Dryout means the local vaporization of the liquid on a heated surface. Dryout of liquid film occurs in annular flow. Annular flow is characterized by a vapor core, liquid film on the wall, and liquid droplets entrained within the core. Shear at the liquid-vapor interface drives the flow of the liquid film along the heated surface. In general, the two-phase HTC increases as the liquid-film thickness decreases. The process has been shown to occur over many instances of dryout events, which span a finite duration and are local to a position. The CBT occurs when the fraction of time a local position is subjected to dryout becomes significant. A single dryout event, or even several dryout events, may be followed by periods of sustained contact between the liquid film and the previously dry region . Many dryout events (hundreds or thousands) occurring in sequence are the mechanism for significant reduction in heat transfer-associated dryout CBT.

== Analytical description of dryout ==

The film is made up of two fields: the base film and the disturbance waves. Using first principles by way of an energy balance on a differential element in the base film region of the wave an analytical description of the dryout heat flux can easily be obtained. Assume that the heat flux needs to be such that the base film is vaporized the very instant a new arrives arrive.

Assuming all of the energy transferred from the heated surface to the saturated fluid is used for vaporization, Morse et al. show that the dryout CHF, ${q}^{}_{do}$, can be calculated as:

 ${q}^{}_{do} = \rho_l i_{fg} f_{w} \delta_{b}$

where $\rho_{l}$ is the density of the liquid phase at saturation in kg/m$^3$, $i_{fg}$ is enthalpy of vaporization in J/kg , $f_{w}$ is the disturbance wave frequency in Hz, and $\delta_{b}$ is the base-film thickness in meters.

==Correlations for DNB==

Many correlations exist that attempt to precict DNB-type critical heat flux. This is due to the lack of agreement on the physical mechanism throughout the available literature. Among the first to investigate DNB-type CHF and produce a correlation was Zuber, through a hydrodynamic stability analysis of the problem has developed an expression to approximate this point.

 $${q}^{}_{DNB} =
  i_{fg}\rho_v \left[ \frac{\sigma g\left( \rho_l - \rho_v \right)}{\rho_v^2} \right]^\frac{1}{4}(1 +\rho_v/\rho_l )$$

where $\sigma$ is surface tension and surface tenstion, and $g$ the acceleration due to gravity on the earth's surface.

It is independent of the surface material and is weakly dependent upon the heated surface geometry described by the constant C. For large horizontal cylinders, spheres and large finite heated surfaces, the value of the Zuber constant $C = \frac{\pi}{24} \approx 0.131$. For large horizontal plates, a value of $C \approx 0.149$ is more suitable.

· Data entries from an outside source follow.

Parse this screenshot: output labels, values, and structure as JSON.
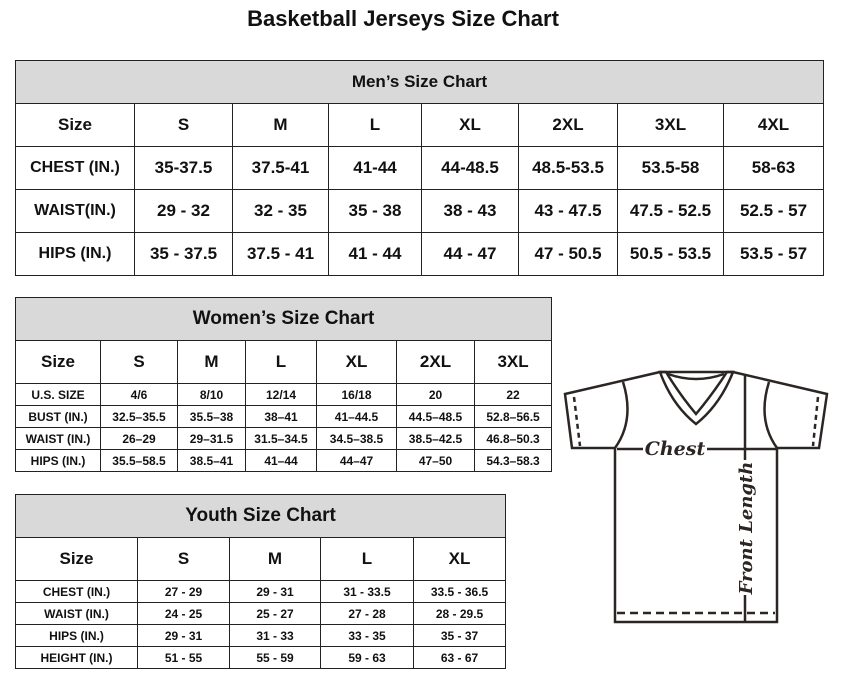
{
  "title": "Basketball Jerseys Size Chart",
  "tables": [
    {
      "id": "men",
      "caption": "Men’s Size Chart",
      "header": [
        "Size",
        "S",
        "M",
        "L",
        "XL",
        "2XL",
        "3XL",
        "4XL"
      ],
      "rows": [
        [
          "CHEST (IN.)",
          "35-37.5",
          "37.5-41",
          "41-44",
          "44-48.5",
          "48.5-53.5",
          "53.5-58",
          "58-63"
        ],
        [
          "WAIST(IN.)",
          "29 - 32",
          "32 - 35",
          "35 - 38",
          "38 - 43",
          "43 - 47.5",
          "47.5 - 52.5",
          "52.5 - 57"
        ],
        [
          "HIPS (IN.)",
          "35 - 37.5",
          "37.5 - 41",
          "41 - 44",
          "44 - 47",
          "47 - 50.5",
          "50.5 - 53.5",
          "53.5 - 57"
        ]
      ]
    },
    {
      "id": "women",
      "caption": "Women’s Size Chart",
      "header": [
        "Size",
        "S",
        "M",
        "L",
        "XL",
        "2XL",
        "3XL"
      ],
      "rows": [
        [
          "U.S. SIZE",
          "4/6",
          "8/10",
          "12/14",
          "16/18",
          "20",
          "22"
        ],
        [
          "BUST (IN.)",
          "32.5–35.5",
          "35.5–38",
          "38–41",
          "41–44.5",
          "44.5–48.5",
          "52.8–56.5"
        ],
        [
          "WAIST (IN.)",
          "26–29",
          "29–31.5",
          "31.5–34.5",
          "34.5–38.5",
          "38.5–42.5",
          "46.8–50.3"
        ],
        [
          "HIPS (IN.)",
          "35.5–58.5",
          "38.5–41",
          "41–44",
          "44–47",
          "47–50",
          "54.3–58.3"
        ]
      ]
    },
    {
      "id": "youth",
      "caption": "Youth Size Chart",
      "header": [
        "Size",
        "S",
        "M",
        "L",
        "XL"
      ],
      "rows": [
        [
          "CHEST (IN.)",
          "27 - 29",
          "29 - 31",
          "31 - 33.5",
          "33.5 - 36.5"
        ],
        [
          "WAIST (IN.)",
          "24 - 25",
          "25 - 27",
          "27 - 28",
          "28 - 29.5"
        ],
        [
          "HIPS (IN.)",
          "29 - 31",
          "31 - 33",
          "33 - 35",
          "35 - 37"
        ],
        [
          "HEIGHT (IN.)",
          "51 - 55",
          "55 - 59",
          "59 - 63",
          "63 - 67"
        ]
      ]
    }
  ],
  "diagram": {
    "chest_label": "Chest",
    "length_label": "Front Length"
  },
  "colors": {
    "caption_bg": "#d9d9d9",
    "line": "#2b2523"
  }
}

The critical heat flux depends strongly on pressure. At low pressures (including atmospheric pressure), the pressure dependence is mainly through the change in vapor density leading to an increase in the critical heat flux with pressure. However, as pressures approach the critical pressure, both the surface tension and the heat of vaporization converge to zero, making them the dominant sources of pressure dependency.

For water at 1 atm, the above equation calculates a critical heat flux of approximately 1000 kW/m^{2}.

=== Post-CHF ===

Post-CHF is used to denote the general heat transfer deterioration in flow boiling process, and liquid could be in the form of dispersed spray of droplets, continuous liquid core, or transition between the former two cases. Post-dryout can be specifically used to denote the heat transfer deterioration in the condition when liquid is only in the form of dispersed droplets, and denote the other cases by the term Post-DNB.